There are though other issues at play here in this perfect storm of calamities. The now infamous container ship the Ever Given, highlighted the delicate balance maintained by those running the global logistics industry when it blocked the Suez Canal for six days. The 20,000 containers onboard finally arrived in Rotterdam and Felixstowe some four months late causing shortages for those awaiting their deliveries from China. This is a small part of the current problems, but it highlights a major underlying factor here.

From a slow start in the 1950s with Toyota the concept of ‘Just in Time’ deliveries with a focus on ruthless efficiency and cost savings has firmly become a standard approach across the world. The requirement for extra storage and warehousing facilities, with the extra costs and increased chances of damage, perished goods, and theft, has been removed in many aspects of the supply chain. While the problems of disruption caused by staff shortages, materials shortages, changing consumer demands (such as the spike in demand for home improvements) all play a factor with the inherent weaknesses of the Just in Time deliveries being vividly exposed.
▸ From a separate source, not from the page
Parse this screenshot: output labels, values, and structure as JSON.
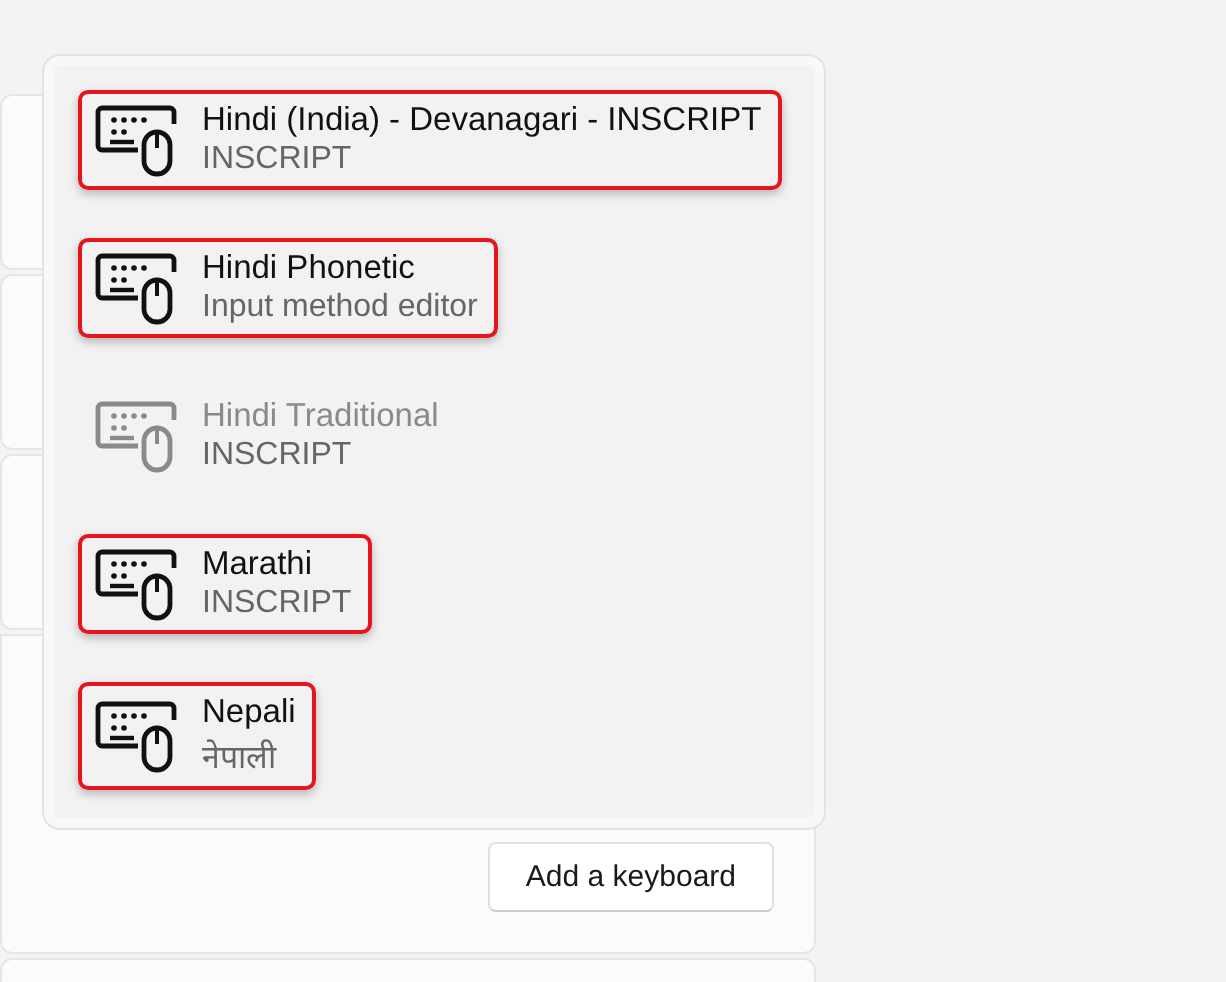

While the manufacturers, service and logistics industries struggle to re-model themselves consumers will need to manage their expectations. The usual multiplicity of choice with out of season products available 52 weeks of the year that we had become used to may well become another thing that we recall from those ‘easy days’ before the pandemic. In the meantime, anyone looking for a new career might want to consider the allure of HGV driving.

Dr Jake Monk Kydd is a lecturer in Retail Management in the Christ Church Business School.